An unexpected sight was a Chinese Shenyang glider made in 1977.

Aircraft on display, all beautifully presented, include Chinese (Nanchang, Changdu, Shengyen),and Russian (Ilyushin,Lavochkin, Mig, Poliparkov, Tupolev, Yakovlev) types. I did not expect to see other makes and WW2 and pre WW2 aircraft. I saw Curtis Hawk (used 1937 against the Japanese), Curtis P40, Kawasaki bomber (Ki-48 ?) Tachikawa trainer, Ilyushin IL-2, Tupolev TU-4, Polikarpov I-16, a "Lenin" biplane from 1930 and two DH Mosquito replicas from one only wing. My best estimate would be 60 to 80 aircraft in this display.

Before entering this main area you walk past an honour guard of about 20 Migs 9 to 27 just parked outside. When exiting you pass another honour guard of 30 or so Migs, plus various DC3, Ilyushin, Tupolev etc before you get to an area of many hectares with at least another 50 plus aircraft.Among these are DH Beaver, three C-47 in WW2 colors, two Curtis Condors and some Russian licence built B29s with four turbo prop engines.

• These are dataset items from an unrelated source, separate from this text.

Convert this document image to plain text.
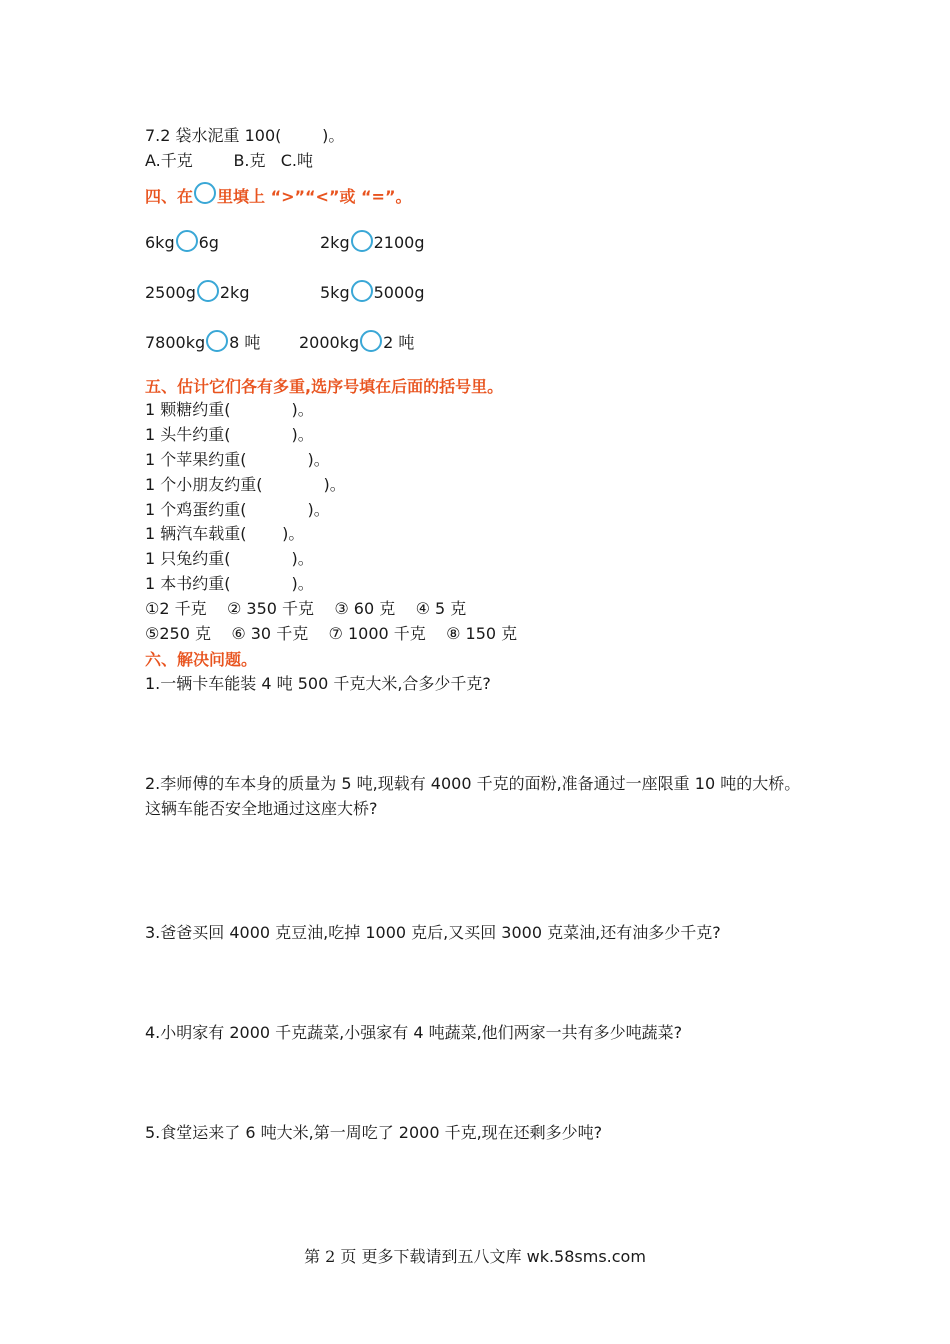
7.2 袋水泥重 100(        )。
A.千克        B.克   C.吨
四、在 里填上 “>”“<”或 “=”。
6kg 6g	2kg 2100g
2500g 2kg	5kg 5000g
7800kg 8 吨 2000kg 2 吨
五、估计它们各有多重,选序号填在后面的括号里。
1 颗糖约重(            )。
1 头牛约重(            )。
1 个苹果约重(            )。
1 个小朋友约重(            )。
1 个鸡蛋约重(            )。
1 辆汽车载重(       )。
1 只兔约重(            )。
1 本书约重(            )。
①2 千克    ② 350 千克    ③ 60 克    ④ 5 克
⑤250 克    ⑥ 30 千克    ⑦ 1000 千克    ⑧ 150 克
六、解决问题。
1.一辆卡车能装 4 吨 500 千克大米,合多少千克?
2.李师傅的车本身的质量为 5 吨,现载有 4000 千克的面粉,准备通过一座限重 10 吨的大桥。
这辆车能否安全地通过这座大桥?
3.爸爸买回 4000 克豆油,吃掉 1000 克后,又买回 3000 克菜油,还有油多少千克?
4.小明家有 2000 千克蔬菜,小强家有 4 吨蔬菜,他们两家一共有多少吨蔬菜?
5.食堂运来了 6 吨大米,第一周吃了 2000 千克,现在还剩多少吨?
第 2 页 更多下载请到五八文库 wk.58sms.com
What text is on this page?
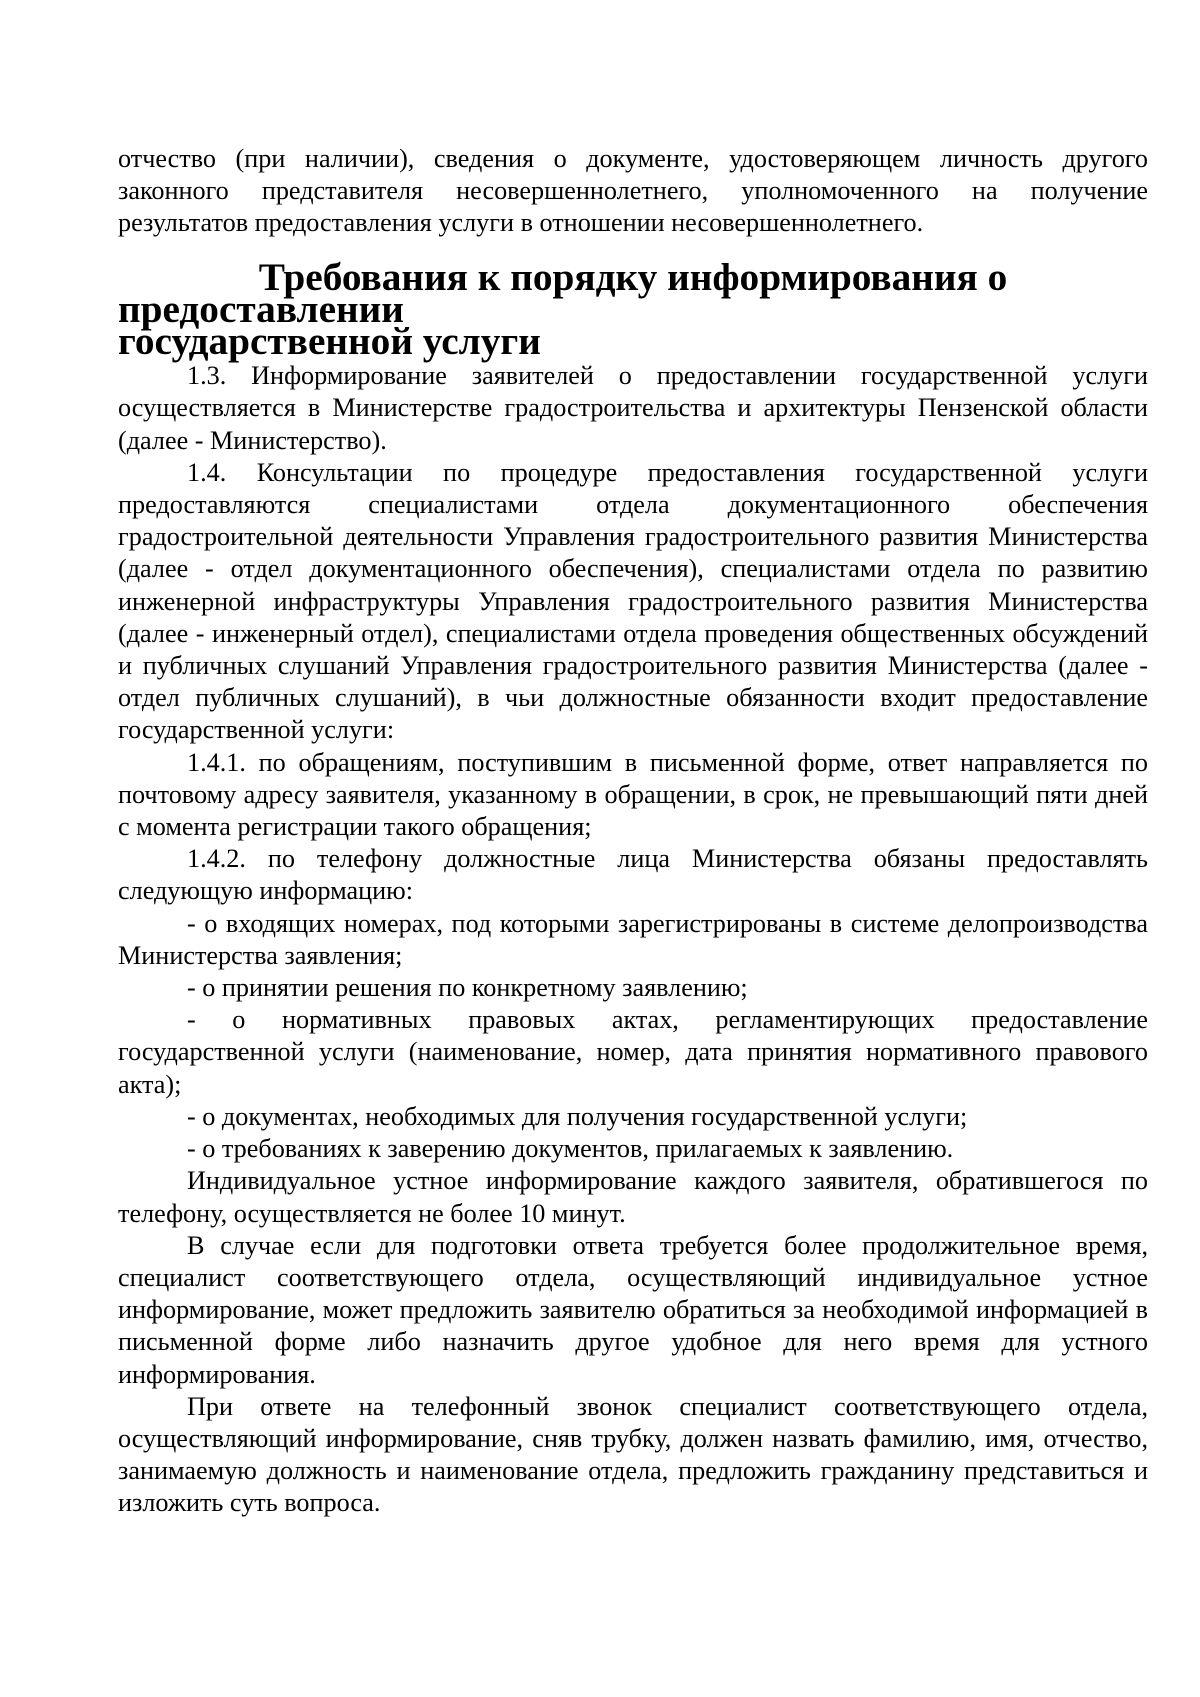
отчество (при наличии), сведения о документе, удостоверяющем личность другого законного представителя несовершеннолетнего, уполномоченного на получение результатов предоставления услуги в отношении несовершеннолетнего.

Требования к порядку информирования о предоставлении
государственной услуги

1.3. Информирование заявителей о предоставлении государственной услуги осуществляется в Министерстве градостроительства и архитектуры Пензенской области (далее - Министерство).

1.4. Консультации по процедуре предоставления государственной услуги предоставляются специалистами отдела документационного обеспечения градостроительной деятельности Управления градостроительного развития Министерства (далее - отдел документационного обеспечения), специалистами отдела по развитию инженерной инфраструктуры Управления градостроительного развития Министерства (далее - инженерный отдел), специалистами отдела проведения общественных обсуждений и публичных слушаний Управления градостроительного развития Министерства (далее - отдел публичных слушаний), в чьи должностные обязанности входит предоставление государственной услуги:

1.4.1. по обращениям, поступившим в письменной форме, ответ направляется по почтовому адресу заявителя, указанному в обращении, в срок, не превышающий пяти дней с момента регистрации такого обращения;

1.4.2. по телефону должностные лица Министерства обязаны предоставлять следующую информацию:

- о входящих номерах, под которыми зарегистрированы в системе делопроизводства Министерства заявления;

- о принятии решения по конкретному заявлению;

- о нормативных правовых актах, регламентирующих предоставление государственной услуги (наименование, номер, дата принятия нормативного правового акта);

- о документах, необходимых для получения государственной услуги;

- о требованиях к заверению документов, прилагаемых к заявлению.

Индивидуальное устное информирование каждого заявителя, обратившегося по телефону, осуществляется не более 10 минут.

В случае если для подготовки ответа требуется более продолжительное время, специалист соответствующего отдела, осуществляющий индивидуальное устное информирование, может предложить заявителю обратиться за необходимой информацией в письменной форме либо назначить другое удобное для него время для устного информирования.

При ответе на телефонный звонок специалист соответствующего отдела, осуществляющий информирование, сняв трубку, должен назвать фамилию, имя, отчество, занимаемую должность и наименование отдела, предложить гражданину представиться и изложить суть вопроса.
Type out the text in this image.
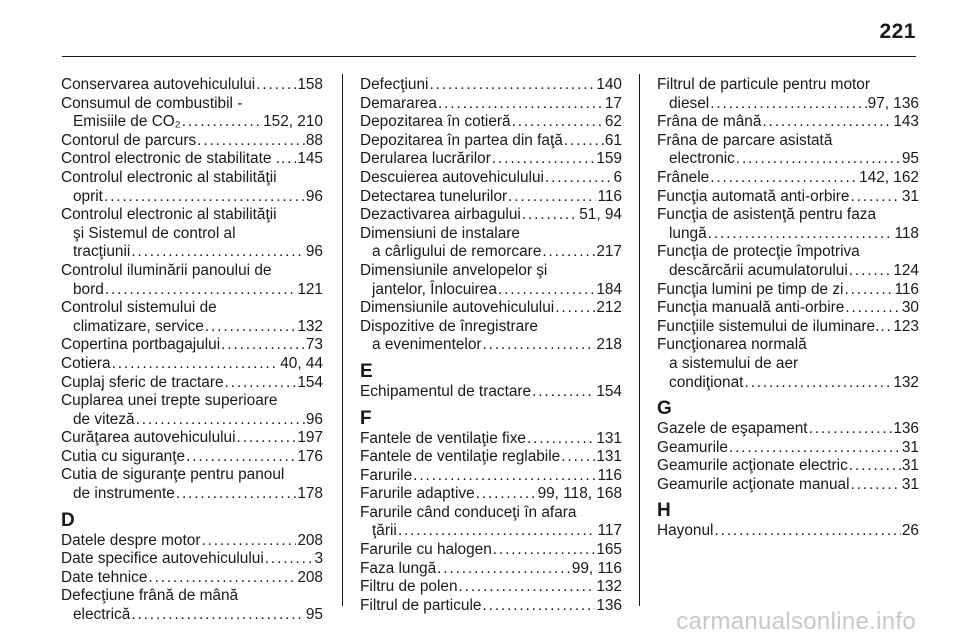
221
Conservarea autovehiculului . . .	158
Consumul de combustibil -
Emisiile de CO₂ . . .	152, 210
Contorul de parcurs . . .	88
Control electronic de stabilitate . . . . 145
Controlul electronic al stabilităţii
oprit . . .	96
Controlul electronic al stabilităţii
şi Sistemul de control al
tracţiunii . . .	96
Controlul iluminării panoului de
bord . . .	121
Controlul sistemului de
climatizare, service . . .	132
Copertina portbagajului . . .	73
Cotiera . . .	40, 44
Cuplaj sferic de tractare . . .	154
Cuplarea unei trepte superioare
de viteză . . .	96
Curăţarea autovehiculului . . .	197
Cutia cu siguranţe . . .	176
Cutia de siguranţe pentru panoul
de instrumente . . .	178
D
Datele despre motor . . .	208
Date specifice autovehiculului . . .	3
Date tehnice . . .	208
Defecţiune frână de mână
electrică . . .	95
Defecţiuni . . .	140
Demararea . . .	17
Depozitarea în cotieră . . .	62
Depozitarea în partea din faţă . . .	61
Derularea lucrărilor . . .	159
Descuierea autovehiculului . . .	6
Detectarea tunelurilor . . .	116
Dezactivarea airbagului . . .	51, 94
Dimensiuni de instalare
a cârligului de remorcare . . .	217
Dimensiunile anvelopelor şi
jantelor, Înlocuirea . . .	184
Dimensiunile autovehiculului . . .	212
Dispozitive de înregistrare
a evenimentelor . . .	218
E
Echipamentul de tractare . . .	154
F
Fantele de ventilaţie fixe . . .	131
Fantele de ventilaţie reglabile . . . 131
Farurile . . .	116
Farurile adaptive . . .	99, 118, 168
Farurile când conduceţi în afara
ţării . . .	117
Farurile cu halogen . . .	165
Faza lungă . . .	99, 116
Filtru de polen . . .	132
Filtrul de particule . . .	136
Filtrul de particule pentru motor
diesel . . .	97, 136
Frâna de mână . . .	143
Frâna de parcare asistată
electronic . . .	95
Frânele . . .	142, 162
Funcţia automată anti-orbire . . .	31
Funcţia de asistenţă pentru faza
lungă . . .	118
Funcţia de protecţie împotriva
descărcării acumulatorului . . .	124
Funcţia lumini pe timp de zi . . .	116
Funcţia manuală anti-orbire . . .	30
Funcţiile sistemului de iluminare. . . . 123
Funcţionarea normală
a sistemului de aer
condiţionat . . .	132
G
Gazele de eşapament . . .	136
Geamurile . . .	31
Geamurile acţionate electric . . .	31
Geamurile acţionate manual . . .	31
H
Hayonul . . .	26
carmanualsonline.info
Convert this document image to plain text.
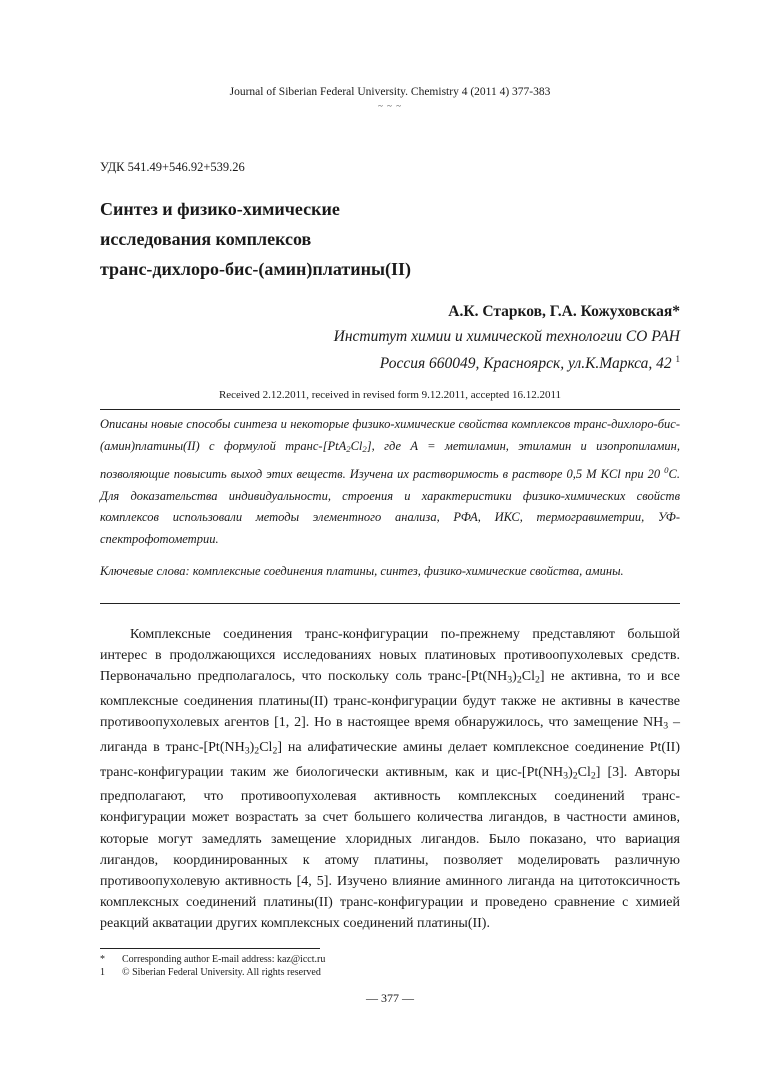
Journal of Siberian Federal University. Chemistry 4 (2011 4) 377-383
~ ~ ~
УДК 541.49+546.92+539.26
Синтез и физико-химические
исследования комплексов
транс-дихлоро-бис-(амин)платины(II)
А.К. Старков, Г.А. Кожуховская*
Институт химии и химической технологии СО РАН
Россия 660049, Красноярск, ул.К.Маркса, 42 $^1$
Received 2.12.2011, received in revised form 9.12.2011, accepted 16.12.2011
Описаны новые способы синтеза и некоторые физико-химические свойства комплексов транс-дихлоро-бис-(амин)платины(II) с формулой транс-$[PtA_2Cl_2]$, где A = метиламин, этиламин и изопропиламин, позволяющие повысить выход этих веществ. Изучена их растворимость в растворе 0,5 M KCl при 20 $^0$С. Для доказательства индивидуальности, строения и характеристики физико-химических свойств комплексов использовали методы элементного анализа, РФА, ИКС, термогравиметрии, УФ-спектрофотометрии.
Ключевые слова: комплексные соединения платины, синтез, физико-химические свойства, амины.
Комплексные соединения транс-конфигурации по-прежнему представляют большой интерес в продолжающихся исследованиях новых платиновых противоопухолевых средств. Первоначально предполагалось, что поскольку соль транс-$[Pt(NH_3)_2Cl_2]$ не активна, то и все комплексные соединения платины(II) транс-конфигурации будут также не активны в качестве противоопухолевых агентов [1, 2]. Но в настоящее время обнаружилось, что замещение $NH_3$ – лиганда в транс-$[Pt(NH_3)_2Cl_2]$ на алифатические амины делает комплексное соединение Pt(II) транс-конфигурации таким же биологически активным, как и цис-$[Pt(NH_3)_2Cl_2]$ [3]. Авторы предполагают, что противоопухолевая активность комплексных соединений транс-конфигурации может возрастать за счет большего количества лигандов, в частности аминов, которые могут замедлять замещение хлоридных лигандов. Было показано, что вариация лигандов, координированных к атому платины, позволяет моделировать различную противоопухолевую активность [4, 5]. Изучено влияние аминного лиганда на цитотоксичность комплексных соединений платины(II) транс-конфигурации и проведено сравнение с химией реакций акватации других комплексных соединений платины(II).
* Corresponding author E-mail address: kaz@icct.ru
1 © Siberian Federal University. All rights reserved
— 377 —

 This museum is about 65 Km north of Beijing, not on the tourist route and no English was spoken there. I had instructions written in Chinese characters (and English for me) and did not have any problems getting there and back. Take bus 644 from Anding Men, about 8 Km NE of Tianmen Square, and it stops outside the Museum about one hour journey. Admission is about A$8.00 and if you want to walk through Chaiman Mao's aircraft it is a whole A$1.00 more. I went there on my own and there were two other visitors (locals) in the two hours I was there (not long enough).

If you have seen Hendon, Duxford and the Shuttleworth collection you "ain't seen anything yet".